Concordo com o Rentato, não gosto de barricadas, menos ainda de barricadas dentro da esquerda. Barricadas e debate não combinam muito bem. No debate entre o Hugo Mendes e o Zé Neves (que foi um debate que endureceu a dada altura, mas vou deixar isso de lado) notou-se bem uma barricada que frequentemente se ergue entre o centro-esquerda e a esquerda da esquerda: a questão da exequibilidade (realismo, pragmatismo, o que quiserem chamar-lhe) das políticas. É uma barricada que me parece útil e exequível desmontar, e de ambos os lados há telhados de vidro. O Hugo Mendes usou a imagem da bolha para uma parte da esquerda.

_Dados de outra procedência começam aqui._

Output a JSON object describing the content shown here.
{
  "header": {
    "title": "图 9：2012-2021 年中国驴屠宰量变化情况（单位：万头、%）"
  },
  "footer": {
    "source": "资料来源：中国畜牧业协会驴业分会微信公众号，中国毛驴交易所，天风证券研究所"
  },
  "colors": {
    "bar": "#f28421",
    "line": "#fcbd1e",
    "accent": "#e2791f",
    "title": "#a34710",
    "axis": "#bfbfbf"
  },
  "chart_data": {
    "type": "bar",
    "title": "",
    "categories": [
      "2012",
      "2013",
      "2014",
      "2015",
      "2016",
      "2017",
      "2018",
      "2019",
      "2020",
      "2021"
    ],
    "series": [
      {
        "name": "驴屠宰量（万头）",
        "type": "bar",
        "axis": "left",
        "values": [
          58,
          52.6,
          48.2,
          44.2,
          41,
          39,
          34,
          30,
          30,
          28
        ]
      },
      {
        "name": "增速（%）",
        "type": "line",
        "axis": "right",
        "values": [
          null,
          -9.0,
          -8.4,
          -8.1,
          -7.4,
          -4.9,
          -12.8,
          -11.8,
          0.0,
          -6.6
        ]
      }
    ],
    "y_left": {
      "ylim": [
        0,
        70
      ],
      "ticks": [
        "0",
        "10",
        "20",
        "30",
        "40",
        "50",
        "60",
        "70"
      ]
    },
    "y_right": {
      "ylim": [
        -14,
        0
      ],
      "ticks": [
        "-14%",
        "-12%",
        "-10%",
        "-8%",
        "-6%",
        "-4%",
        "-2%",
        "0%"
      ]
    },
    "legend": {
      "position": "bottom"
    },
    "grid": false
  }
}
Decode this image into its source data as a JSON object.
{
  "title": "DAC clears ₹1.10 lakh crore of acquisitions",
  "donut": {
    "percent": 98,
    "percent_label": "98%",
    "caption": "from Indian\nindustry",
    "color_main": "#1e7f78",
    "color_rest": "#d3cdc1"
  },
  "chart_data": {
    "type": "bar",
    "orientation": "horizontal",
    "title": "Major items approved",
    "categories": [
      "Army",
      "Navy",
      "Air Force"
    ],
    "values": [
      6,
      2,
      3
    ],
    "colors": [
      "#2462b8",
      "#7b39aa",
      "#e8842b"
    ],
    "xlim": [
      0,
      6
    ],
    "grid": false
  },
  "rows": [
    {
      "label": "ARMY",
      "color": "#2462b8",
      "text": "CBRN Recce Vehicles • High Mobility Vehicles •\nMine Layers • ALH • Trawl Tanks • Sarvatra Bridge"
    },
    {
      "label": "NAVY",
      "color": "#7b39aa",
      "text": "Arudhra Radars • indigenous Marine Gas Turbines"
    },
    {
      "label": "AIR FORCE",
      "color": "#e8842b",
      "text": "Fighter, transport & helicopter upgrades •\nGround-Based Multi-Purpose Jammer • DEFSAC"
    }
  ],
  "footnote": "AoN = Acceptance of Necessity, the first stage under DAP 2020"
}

Vivem numa bolha, desligados da realidade, porque as suas propostas políticas não são passíveis de serem postas em prática, o que torna o seu discurso político estéril. Resumindo o argumento do Hugo com as suas próprias palavras (tiradas de um comentário que deixou a um post do Renato):
"Pensar de forma clara significa, entre muitas outras coisas, perceber que as pessoas do mundo lá fora, pouco politizadas, mas que são cidadãos como nós, para além das pessoas que votam, não querem saber da democracia enquanto "movimento constituinte". No limite, isso são chavões (...) SE não houver propostas concretas e exequíveis que traduzam esse discurso para políticas públicas específicas."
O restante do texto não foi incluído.